GP Gran Bretagna, Verstappen, il giro veloce costa la vittoria

La Red Bull ha richiamato ai box il proprio alfiere per montargli gomme nuove, così da prendere un punto in più. Ma è sfumato il successo

“Aspettative per il weekend? State sicuri che dominerà la Mercedes, noi dobbiamo solo capire quale sarà il divario che ci separerà da loro”

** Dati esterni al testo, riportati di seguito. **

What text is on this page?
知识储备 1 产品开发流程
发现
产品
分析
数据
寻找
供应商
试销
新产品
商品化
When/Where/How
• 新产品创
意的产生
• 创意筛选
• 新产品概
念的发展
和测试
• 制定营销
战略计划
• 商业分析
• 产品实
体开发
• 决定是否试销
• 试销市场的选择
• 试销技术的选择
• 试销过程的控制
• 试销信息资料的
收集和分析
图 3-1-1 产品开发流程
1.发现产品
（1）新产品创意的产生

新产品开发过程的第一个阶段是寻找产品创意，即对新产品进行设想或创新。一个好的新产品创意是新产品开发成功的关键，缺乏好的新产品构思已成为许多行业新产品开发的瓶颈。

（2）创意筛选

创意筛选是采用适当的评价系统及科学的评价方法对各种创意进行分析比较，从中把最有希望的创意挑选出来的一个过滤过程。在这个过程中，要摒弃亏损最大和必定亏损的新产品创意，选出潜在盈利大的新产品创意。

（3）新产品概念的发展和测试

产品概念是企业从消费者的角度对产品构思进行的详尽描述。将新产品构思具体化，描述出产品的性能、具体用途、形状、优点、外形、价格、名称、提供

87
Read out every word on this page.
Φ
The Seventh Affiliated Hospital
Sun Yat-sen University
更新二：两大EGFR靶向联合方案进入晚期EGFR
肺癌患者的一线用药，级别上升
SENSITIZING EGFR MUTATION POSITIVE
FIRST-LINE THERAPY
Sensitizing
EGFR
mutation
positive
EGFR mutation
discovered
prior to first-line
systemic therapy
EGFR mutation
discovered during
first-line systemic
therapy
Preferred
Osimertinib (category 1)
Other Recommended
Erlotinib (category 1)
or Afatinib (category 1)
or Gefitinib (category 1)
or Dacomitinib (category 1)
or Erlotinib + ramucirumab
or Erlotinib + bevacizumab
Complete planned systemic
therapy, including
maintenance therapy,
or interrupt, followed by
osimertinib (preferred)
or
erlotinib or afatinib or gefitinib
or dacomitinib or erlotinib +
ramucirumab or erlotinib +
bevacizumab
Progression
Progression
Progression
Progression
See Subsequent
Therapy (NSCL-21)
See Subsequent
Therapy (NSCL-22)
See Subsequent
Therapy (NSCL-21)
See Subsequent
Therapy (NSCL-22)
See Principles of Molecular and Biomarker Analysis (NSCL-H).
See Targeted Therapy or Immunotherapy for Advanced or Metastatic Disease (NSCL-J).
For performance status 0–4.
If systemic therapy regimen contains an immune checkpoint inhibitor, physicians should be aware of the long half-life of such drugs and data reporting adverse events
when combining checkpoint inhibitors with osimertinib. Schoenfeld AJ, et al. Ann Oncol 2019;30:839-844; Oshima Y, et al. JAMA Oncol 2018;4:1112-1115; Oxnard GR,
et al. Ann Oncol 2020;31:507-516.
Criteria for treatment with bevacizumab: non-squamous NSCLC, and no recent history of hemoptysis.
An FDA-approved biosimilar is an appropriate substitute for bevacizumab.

aveva avvertito Max Verstappen alla vigilia della tappa britannica. Per 50 giri, la profezia – ma chiamarla profezia è fin troppo benevolo, vista la certezza del dominio Mercedes – del pilota olandese si era avverata. Primo Hamilton, poi Bottas a ‘scortarlo’, con Verstappen terzo a completare il trio. Ma nelle ultime due tornate è successo di tutto. Il finlandese si è ritrovato con una gomma dechappata – “Ha spinto troppo” lo ha bacchettato poi Hamilton – e poco dopo anche lo stesso Lewis è incorso nella medesima sorte. Ma, mentre Bottas ha fatto a Verstappen un grandissimo regalo, il britannico è rimasto in testa. Perché? Per una concatenazione di fattori. 

Anzitutto, Hamilton ha accusato la foratura all’ultimo giro, e per di più a metà tracciato, ossia nel vecchio rettilineo d’arrivo. Ma soprattutto, a negare il successo a Max è stato l’ultimo pit stop a cui la squadra lo ha richiamato quando mancavano due tornate. Fuori Bottas, il team di Milton Keynes ha deciso di montare gomme fresche al pilota olandese, per consentirgli di arpionare la tornata più veloce in extremis, all’ultimo giro. Missione compiuta sotto questo aspetto, con il punto addizionale annesso che si aggiunge ai 18 accumulati da Verstappen. Ma così è sfuggita la vittoria: quei 30″ necessari per la sosta hanno infatti impedito a Max di acciuffare la W11 di Hamilton che si trascinava su tre ruote. Così, quando Lewis ha tagliato il traguardo in stile Gilles Villeneuve a Zandvoort 1979, il pilota Red Bull affrontava l’ultima curva, pochi secondi dietro, e con la certezza che, ci fossero state due curve in più, sarebbe stato lui a trionfare.

BICCHIERE MEZZO PIENO

Potrebbe apparire frustrato Verstappen nel dopo-gara, ma l’olandese preferisce analizzare la situazione a 360 gradi: “La possiamo vedere come fortuna o sfortuna, ma come dato più importante c’è la nostra velocità, che non è al livello delle Mercedes. Loro sono più veloci di noi e per questo oggi ha vinto Lewis. Da un lato ha avuto fortuna, ma dall’altro è stato anche sfortunato, perché ha forato a differenza mia. Dopo il problema di Bottas, abbiamo deciso di fermarci per puntare al giro più veloce; ovviamente nessuno sapeva cosa sarebbe accaduto a Lewis… In fin dei conti il risultato rappresenta i valori in campo. Siamo a circa mezzo secondo dalle W11, ma in alcuni casi riusciamo a stare sui quattro decimi. La fortuna è che gli altri sono molto staccati, Ferrari compresa. Dunque siamo abbastanza sicuri di viaggiare in zona podio, il problema è che non basta ancora per vincere”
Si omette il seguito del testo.